Będąc w pułapce ciągłego niezadowolenia z siebie, wciąż porównując się do innych – w domniemaniu lepszych – osoba taka przeżywa ciągły smutek, bo wydaje się jej, że nie spełnia oczekiwań innych, świata i swoich.

Lęk – bo skoro ma przekonanie o tym, że powinna być inna niż jest to boi się, że ludzie ją negatywnie ocenią, a następnie odrzucą.  Czasem również przeżywa złość na siebie – że jest tak bardzo nie taka jaką chciałaby być. A  czasem złości się na innych np. rodziców , którzy to nie zdołali wychować jej na ideał.

Osoby, o których mowa często przychodzą z myślami depresyjnymi, mówią o tym jak jest im ciężko gdy ich obraz siebie odbiega od tego wymarzonego. Czują się gorsze, słabsze, mniej zaradne niż inni.  Męczy ich to i źle się czują same ze sobą.

Bądź wystarczający…

Jak mawia Qczaj  „ukochoj się” 

Bądź dla siebie najlepszym przyjacielem. Nie dokarmiaj wewnętrznego krytyka.

Ludzie różnią się od siebie. Nie można być dobrym we wszystkim, a Ty na pewno masz wiele zasobów, umiejętności, które są super, które Ciebie wyróżniają i odróżniają od innych. Może pięknie malujesz, albo masz umiejętności organizacyjne, a może masz bardzo dobre serce i dużo w Tobie empatii dla innych. To nie istotne co Cię wyróżnia. Ważne jest to, że nie ma drugiej takiej samej osoby jak Ty. A zatem jesteś idealny – na swój osobisty sposób i tak doskonały jak tylko Ty potrafisz. A że nie sypiesz żartami na lewo i prawo i czasem zrobisz błąd ortograficzny …to co? Czy to mówi coś o Tobie?  Nie… Tylko tyle, że jesteś człowiekiem i masz prawo do błędów, potknięć, gorszych dni.

Nie chodzi o to aby osiąść na laurach i stwierdzić „jestem jaki jestem i już”. Wyznaczaj sobie cele, ale takie, które są możliwe do spełnienia przez Ciebie. Pracuj nad zachowaniami, które Ci nie pomagają, nie służą Ci. Nie zerkaj wciąż na innych „lepszych”. To, że oni wg Ciebie są w czymś lepsi, nie oznacza automatycznie tego, że Ty jesteś gorszy. Jesteście po prostu inni.
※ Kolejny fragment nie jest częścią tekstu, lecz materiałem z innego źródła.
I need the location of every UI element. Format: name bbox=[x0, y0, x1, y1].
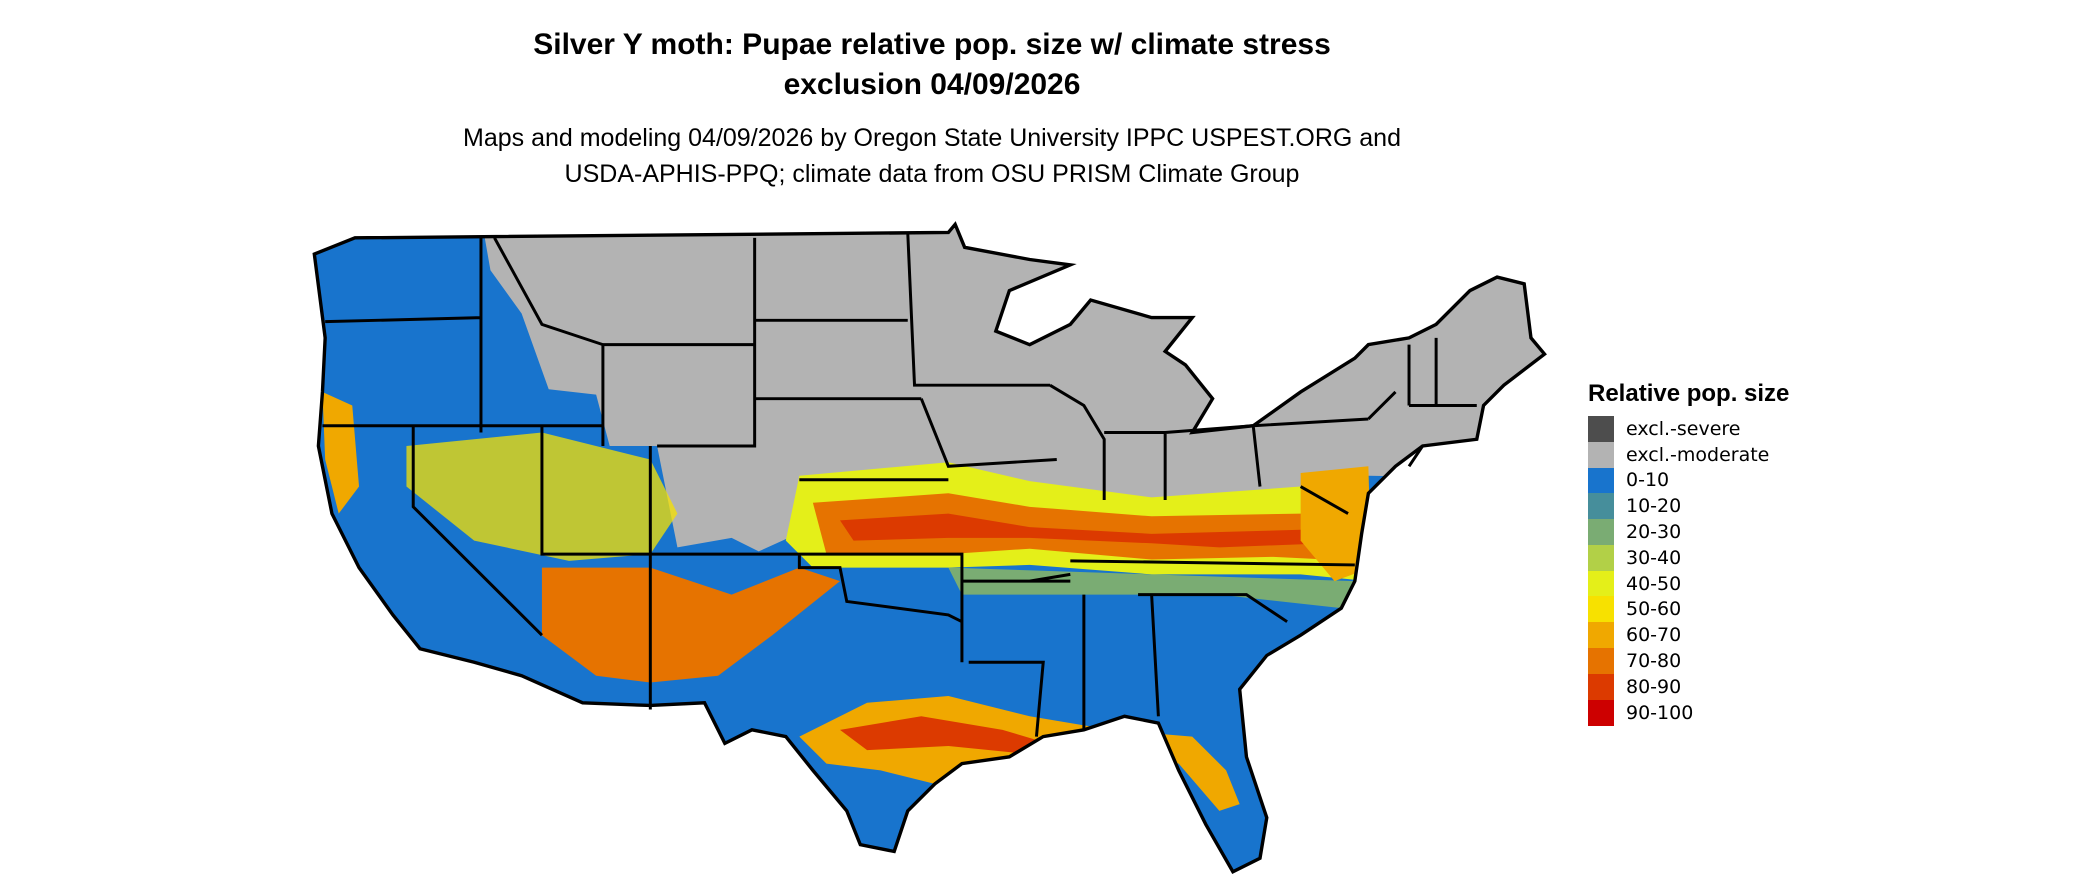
legend-label: 50-60 bbox=[1626, 598, 1682, 621]
legend-swatch bbox=[1588, 467, 1614, 494]
legend-item: 60-70 bbox=[1588, 622, 1789, 649]
map-subtitle-line-1: Maps and modeling 04/09/2026 by Oregon S… bbox=[463, 124, 1401, 152]
legend-swatch bbox=[1588, 493, 1614, 520]
legend-swatch bbox=[1588, 570, 1614, 597]
legend-label: excl.-moderate bbox=[1626, 443, 1770, 466]
legend-label: 60-70 bbox=[1626, 624, 1682, 647]
legend-item: 40-50 bbox=[1588, 570, 1789, 597]
legend-label: 80-90 bbox=[1626, 675, 1682, 698]
legend-swatch bbox=[1588, 596, 1614, 623]
legend-label: 40-50 bbox=[1626, 572, 1682, 595]
legend-label: 70-80 bbox=[1626, 650, 1682, 673]
legend-items: excl.-severe excl.-moderate 0-10 10-20 20-30… bbox=[1588, 415, 1789, 726]
state-borders bbox=[322, 232, 1477, 737]
legend-label: excl.-severe bbox=[1626, 417, 1741, 440]
legend-label: 30-40 bbox=[1626, 546, 1682, 569]
legend-item: 80-90 bbox=[1588, 673, 1789, 700]
legend-item: 0-10 bbox=[1588, 467, 1789, 494]
legend-title: Relative pop. size bbox=[1588, 380, 1790, 407]
legend-item: 70-80 bbox=[1588, 648, 1789, 675]
legend-label: 90-100 bbox=[1626, 701, 1694, 724]
legend-swatch bbox=[1588, 544, 1614, 571]
map-subtitle-line-2: USDA-APHIS-PPQ; climate data from OSU PR… bbox=[564, 160, 1300, 188]
legend-swatch bbox=[1588, 673, 1614, 700]
legend-swatch bbox=[1588, 622, 1614, 649]
legend-label: 0-10 bbox=[1626, 469, 1670, 492]
legend-item: excl.-moderate bbox=[1588, 441, 1789, 468]
legend-swatch bbox=[1588, 441, 1614, 468]
legend-item: 10-20 bbox=[1588, 493, 1789, 520]
legend-item: 90-100 bbox=[1588, 699, 1789, 726]
legend-item: 30-40 bbox=[1588, 544, 1789, 571]
map-zone-80-90 bbox=[840, 513, 1335, 548]
map-zone-gulf-core bbox=[840, 716, 1057, 755]
legend-item: 50-60 bbox=[1588, 596, 1789, 623]
legend-swatch bbox=[1588, 699, 1614, 726]
map-title-line-1: Silver Y moth: Pupae relative pop. size … bbox=[533, 28, 1331, 61]
map-zone-west-coast bbox=[322, 391, 360, 514]
legend-item: 20-30 bbox=[1588, 519, 1789, 546]
map-zone-southwest bbox=[541, 567, 840, 683]
legend-swatch bbox=[1588, 415, 1614, 442]
map-legend: Relative pop. size excl.-severe excl.-mod… bbox=[1588, 380, 1789, 726]
legend-swatch bbox=[1588, 519, 1614, 546]
legend-swatch bbox=[1588, 648, 1614, 675]
legend-label: 10-20 bbox=[1626, 495, 1682, 518]
legend-item: excl.-severe bbox=[1588, 415, 1789, 442]
map-title-line-2: exclusion 04/09/2026 bbox=[783, 68, 1081, 101]
legend-label: 20-30 bbox=[1626, 521, 1682, 544]
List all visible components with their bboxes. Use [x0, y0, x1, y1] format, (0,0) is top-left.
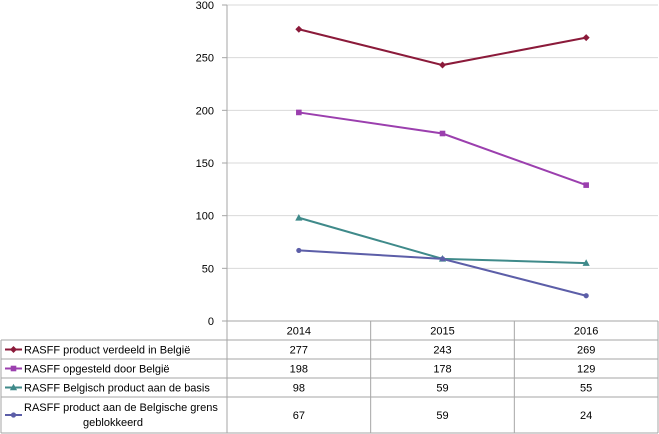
data-point-square [296, 109, 302, 116]
series-lines [295, 25, 590, 299]
y-tick-label: 300 [196, 0, 214, 12]
table-value: 59 [436, 383, 448, 395]
data-point-circle [10, 412, 17, 418]
data-point-diamond [10, 346, 17, 353]
x-tick-label: 2015 [430, 326, 454, 338]
data-point-square [439, 130, 446, 137]
table-value: 67 [293, 410, 305, 422]
data-point-diamond [439, 61, 446, 69]
table-value: 98 [293, 383, 305, 395]
y-tick-label: 150 [196, 158, 214, 170]
y-tick-label: 0 [208, 316, 214, 328]
table-value: 24 [580, 410, 592, 422]
series-line [298, 28, 587, 67]
data-point-square [10, 365, 17, 372]
table-value: 243 [433, 345, 451, 357]
data-point-square [583, 182, 589, 188]
gridlines [227, 4, 658, 269]
data-point-diamond [582, 34, 590, 42]
table-value: 277 [290, 345, 308, 357]
series-2 [296, 109, 589, 188]
x-tick-label: 2014 [287, 326, 311, 338]
y-tick-label: 250 [196, 53, 214, 65]
x-tick-label: 2016 [574, 326, 598, 338]
series-line [298, 111, 587, 187]
data-point-circle [296, 247, 302, 254]
data-point-triangle [582, 259, 590, 266]
data-table: 2014 2015 2016 RASFF product verdeeld in Be… [0, 320, 659, 434]
table-value: 178 [433, 364, 451, 376]
table-value: 55 [580, 383, 592, 395]
legend-label: RASFF product verdeeld in België [24, 345, 190, 357]
table-value: 129 [577, 364, 595, 376]
data-point-diamond [295, 25, 303, 33]
y-tick-label: 200 [196, 105, 214, 117]
series-4 [296, 247, 589, 299]
y-axis: 0 50 100 150 200 250 300 [196, 0, 228, 328]
table-value: 198 [290, 364, 308, 376]
table-value: 59 [436, 410, 448, 422]
data-point-circle [439, 256, 446, 262]
legend-label: geblokkeerd [83, 417, 143, 429]
legend-label: RASFF Belgisch product aan de basis [24, 383, 210, 395]
series-1 [295, 25, 590, 69]
y-tick-label: 50 [202, 263, 214, 275]
y-tick-label: 100 [196, 211, 214, 223]
data-point-triangle [9, 383, 18, 391]
legend-label: RASFF opgesteld door België [24, 364, 170, 376]
data-point-triangle [295, 213, 303, 221]
data-point-circle [583, 293, 589, 299]
table-value: 269 [577, 345, 595, 357]
legend-label: RASFF product aan de Belgische grens [24, 402, 218, 414]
Pamiętaj o tym.

Masz zapewne wokół siebie ludzi (nawet jeśli jest ich mała garstka), które są przy Tobie bo widzą wszystko to, co Tobie umyka. Wszystkie te dobre rzeczy, które są Twoim udziałem.

Oczywiście praca nad zmianą sposobu widzenia siebie, innych i świata jest często długa i mozolna. Nie jest łatwo zmienić sposobu myślenia, na który pracowaliśmy prze całą długość naszego życia, ale można i warto to zrobić.